Iranian national heritage site

Peighambarieh (پیغمبریه) also known as Chahar-Anbiya is a Shi'ite religious complex located in the city of Qazvin in Iran. The mosque dates back to the Safavid era, but an inscription within it states that the mosque was completed in 1913–1914. The mosque's main name is derived from the word 'Peighambar' which means 'Prophet' in Persian, and appropriately, it is said that four Israelite prophets are buried in the shrine within the structure, hence the second name of the mosque is 'Chahar-Anbiya' which means 'Four Prophets' in Persian as well.
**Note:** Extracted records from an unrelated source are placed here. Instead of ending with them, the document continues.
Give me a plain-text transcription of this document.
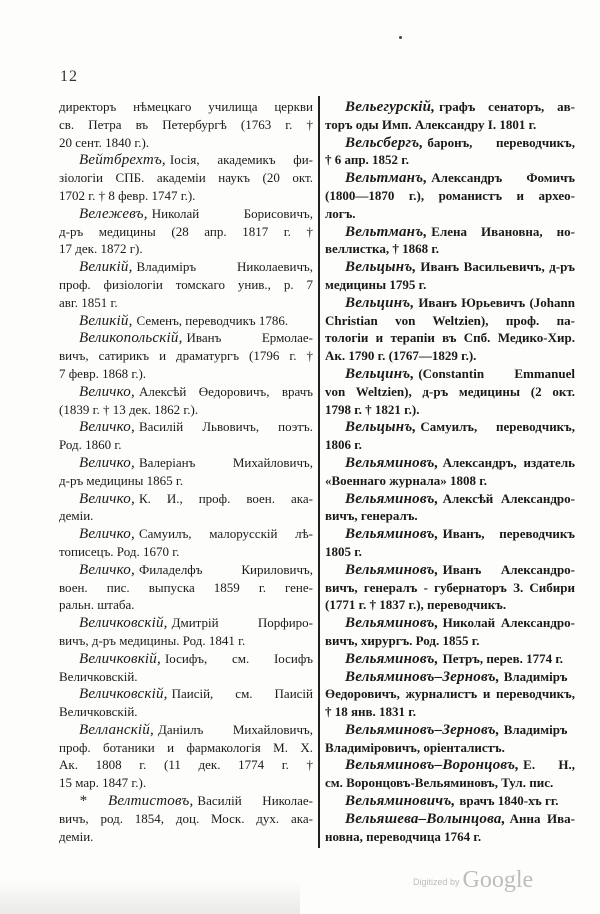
12
директоръ нѣмецкаго училища церкви
св. Петра въ Петербургѣ (1763 г. †
20 сент. 1840 г.).
Вейтбрехтъ, Іосія, академикъ фи-
зіологіи СПБ. академіи наукъ (20 окт.
1702 г. † 8 февр. 1747 г.).
Вележевъ, Николай Борисовичъ,
д-ръ медицины (28 апр. 1817 г. †
17 дек. 1872 г).
Великій, Владиміръ Николаевичъ,
проф. физіологіи томскаго унив., р. 7
авг. 1851 г.
Великій, Семенъ, переводчикъ 1786.
Великопольскій, Иванъ Ермолае-
вичъ, сатирикъ и драматургъ (1796 г. †
7 февр. 1868 г.).
Величко, Алексѣй Өедоровичъ, врачъ
(1839 г. † 13 дек. 1862 г.).
Величко, Василій Львовичъ, поэтъ.
Род. 1860 г.
Величко, Валеріанъ Михайловичъ,
д-ръ медицины 1865 г.
Величко, К. И., проф. воен. ака-
деміи.
Величко, Самуилъ, малорусскій лѣ-
тописецъ. Род. 1670 г.
Величко, Филаделфъ Кириловичъ,
воен. пис. выпуска 1859 г. гене-
ральн. штаба.
Величковскій, Дмитрій Порфиро-
вичъ, д-ръ медицины. Род. 1841 г.
Величковкій, Іосифъ, см. Іосифъ
Величковскій.
Величковскій, Паисій, см. Паисій
Величковскій.
Велланскій, Даніилъ Михайловичъ,
проф. ботаники и фармакологія М. Х.
Ак. 1808 г. (11 дек. 1774 г. †
15 мар. 1847 г.).
* Велтистовъ, Василій Николае-
вичъ, род. 1854, доц. Моск. дух. ака-
деміи.
Вельегурскій, графъ сенаторъ, ав-
торъ оды Имп. Александру I. 1801 г.
Вельсбергъ, баронъ, переводчикъ,
† 6 апр. 1852 г.
Вельтманъ, Александръ Фомичъ
(1800—1870 г.), романистъ и археo-
логъ.
Вельтманъ, Елена Ивановна, но-
веллистка, † 1868 г.
Вельцынъ, Иванъ Васильевичъ, д-ръ
медицины 1795 г.
Вельцинъ, Иванъ Юрьевичъ (Johann
Christian von Weltzien), проф. па-
тологіи и терапіи въ Спб. Медико-Хир.
Ак. 1790 г. (1767—1829 г.).
Вельцинъ, (Constantin Emmanuel
von Weltzien), д-ръ медицины (2 окт.
1798 г. † 1821 г.).
Вельцынъ, Самуилъ, переводчикъ,
1806 г.
Вельяминовъ, Александръ, издатель
«Военнаго журнала» 1808 г.
Вельяминовъ, Алексѣй Александро-
вичъ, генералъ.
Вельяминовъ, Иванъ, переводчикъ
1805 г.
Вельяминовъ, Иванъ Александро-
вичъ, генералъ - губернаторъ З. Сибири
(1771 г. † 1837 г.), переводчикъ.
Вельяминовъ, Николай Александро-
вичъ, хирургъ. Род. 1855 г.
Вельяминовъ, Петръ, перев. 1774 г.
Вельяминовъ–Зерновъ, Владиміръ
Өедоровичъ, журналистъ и переводчикъ,
† 18 янв. 1831 г.
Вельяминовъ–Зерновъ, Владиміръ
Владиміровичъ, оріенталистъ.
Вельяминовъ–Воронцовъ, Е. Н.,
см. Воронцовъ-Вельяминовъ, Тул. пис.
Вельяминовичъ, врачъ 1840-хъ гг.
Вельяшева–Волынцова, Анна Ива-
новна, переводчица 1764 г.
Digitized by Google
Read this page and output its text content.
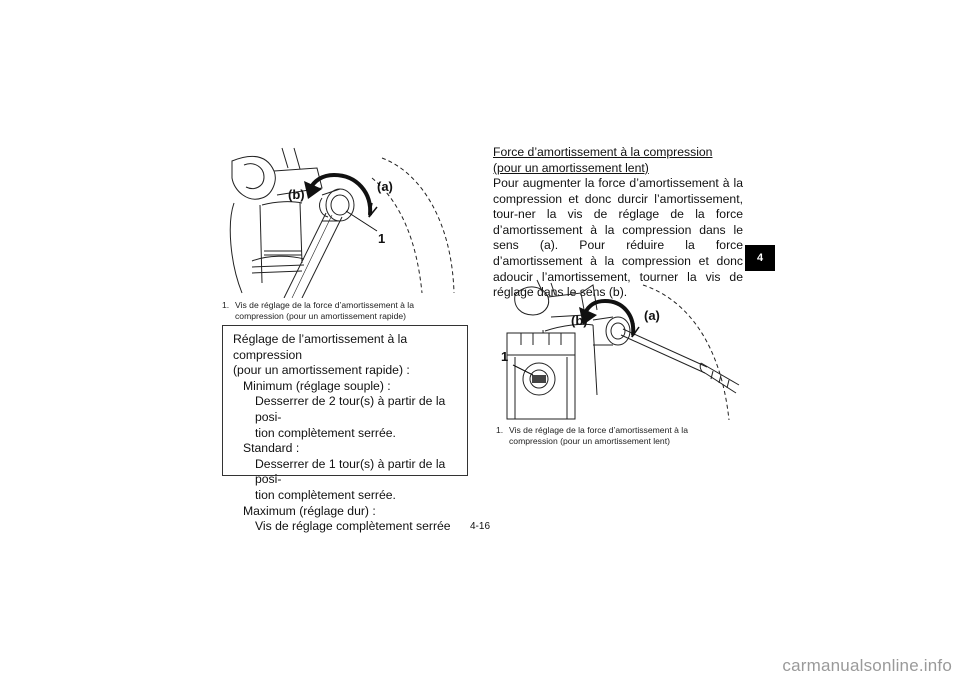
(b)
(a)
1
1. Vis de réglage de la force d’amortissement à la
compression (pour un amortissement rapide)
Réglage de l’amortissement à la compression
(pour un amortissement rapide) :
Minimum (réglage souple) :
Desserrer de 2 tour(s) à partir de la posi-
tion complètement serrée.
Standard :
Desserrer de 1 tour(s) à partir de la posi-
tion complètement serrée.
Maximum (réglage dur) :
Vis de réglage complètement serrée
Force d’amortissement à la compression (pour un amortissement lent)
Pour augmenter la force d’amortissement à la compression et donc durcir l’amortissement, tour-ner la vis de réglage de la force d’amortissement à la compression dans le sens (a). Pour réduire la force d’amortissement à la compression et donc adoucir l’amortissement, tourner la vis de réglage dans le sens (b).
(b)	(a)
1
1. Vis de réglage de la force d’amortissement à la
compression (pour un amortissement lent)
4
4-16
carmanualsonline.info
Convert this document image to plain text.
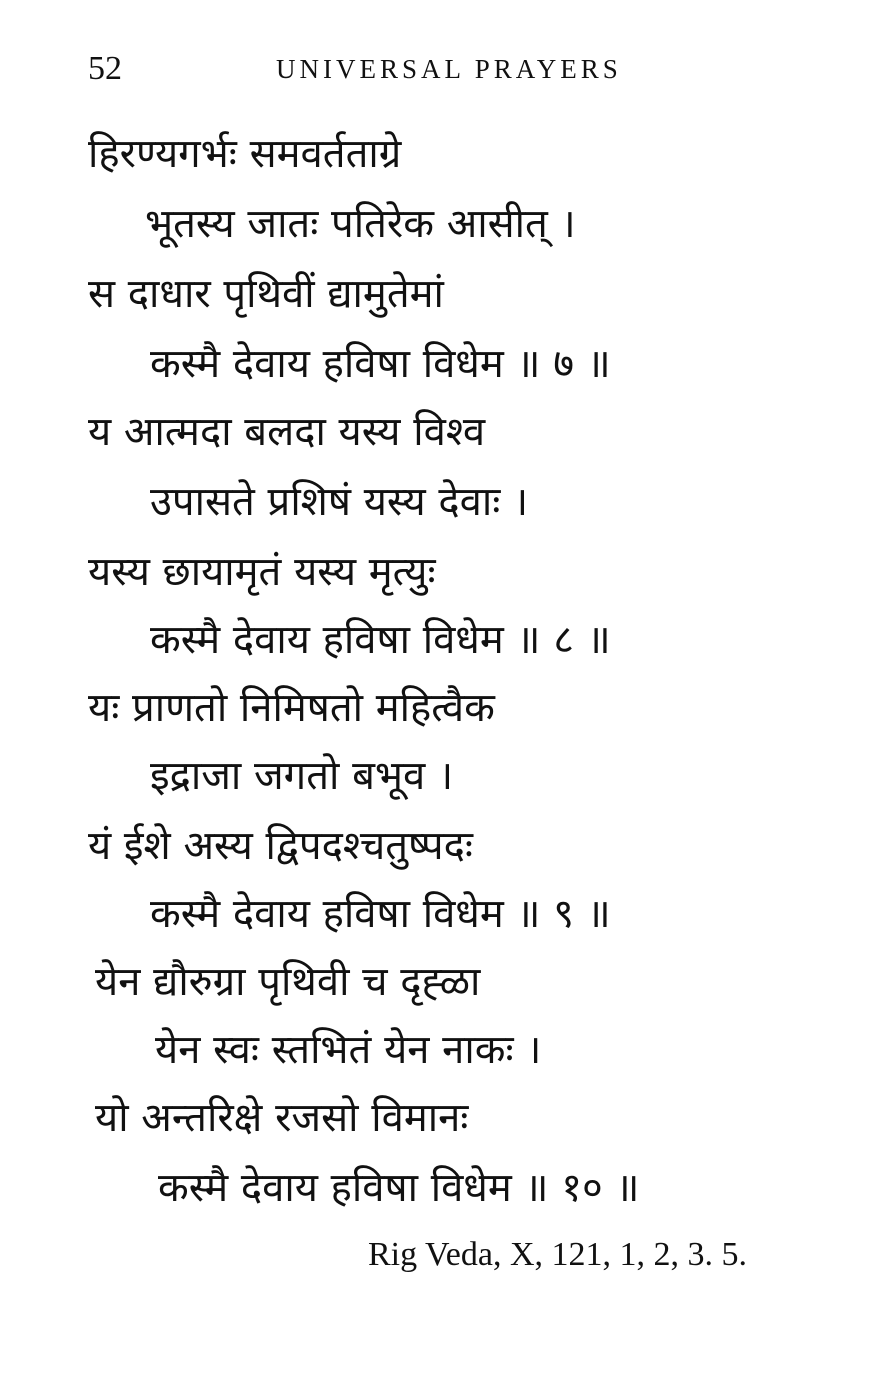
52	UNIVERSAL PRAYERS
हिरण्यगर्भः समवर्तताग्रे
भूतस्य जातः पतिरेक आसीत् ।
स दाधार पृथिवीं द्यामुतेमां
कस्मै देवाय हविषा विधेम ॥ ७ ॥
य आत्मदा बलदा यस्य विश्व
उपासते प्रशिषं यस्य देवाः ।
यस्य छायामृतं यस्य मृत्युः
कस्मै देवाय हविषा विधेम ॥ ८ ॥
यः प्राणतो निमिषतो महित्वैक
इद्राजा जगतो बभूव ।
यं ईशे अस्य द्विपदश्चतुष्पदः
कस्मै देवाय हविषा विधेम ॥ ९ ॥
येन द्यौरुग्रा पृथिवी च दृह्ळा
येन स्वः स्तभितं येन नाकः ।
यो अन्तरिक्षे रजसो विमानः
कस्मै देवाय हविषा विधेम ॥ १० ॥
Rig Veda, X, 121, 1, 2, 3. 5.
The complex of Peighambarieh is located to the west of the Chehel Sotun royal pavilion.

== History ==
Peighambarieh was said to have been constructed during the Safavid era. However, no record of it existed until the Qajar era. It was not recorded by Hamdallah Mustawfi in his book Nuzhat al-Qulub, which suggested that the building did not exist during the Ilkhanate. However, later research suggests that the place was a popular pilgrimage destination during the Safavid era. Inscriptions within the mosque, however, date the completion of construction to the years 1913–1914.

== Architecture ==
The shrine area is decorated in all four corners. There are four long arches on the four sides of the room, which are supported by firm bases. From the place where the arches begin, there is a calligraphic inscription of a verse from Surah Al-Jumu'ah written in gold color on a background made from Lapis Lazuli. This inscription was done by the late cleric Ali Sekkaki. A zarih stands around the cenotaphs over the alleged graves of the four saints.

== The Four Prophets ==
The names of the four prophets buried in this structure are Salam, Solum, Sohuli, and Al-Qiyah. Their names are also given as Saduq, Masduq and Shalum. Shi'ite traditions from Persia affirms them as people who foretold the coming of Jesus, and their origin is said to be from the Children of Israel. Other narrations cite them as being companions of Daniel, whose tomb is located in the same country at Susa. An erroneous narration also claims that three of the four prophets were the ones sent to the People of Ya-Sin.

== Imamzadeh Salih ==
In the religious complex, there is an Imamzadeh shrine-mausoleum dedicated to Salih ibn al-Hasan. He is said to have been the son of Hasan ibn Ali, the grandson of the Islamic prophet Muhammad.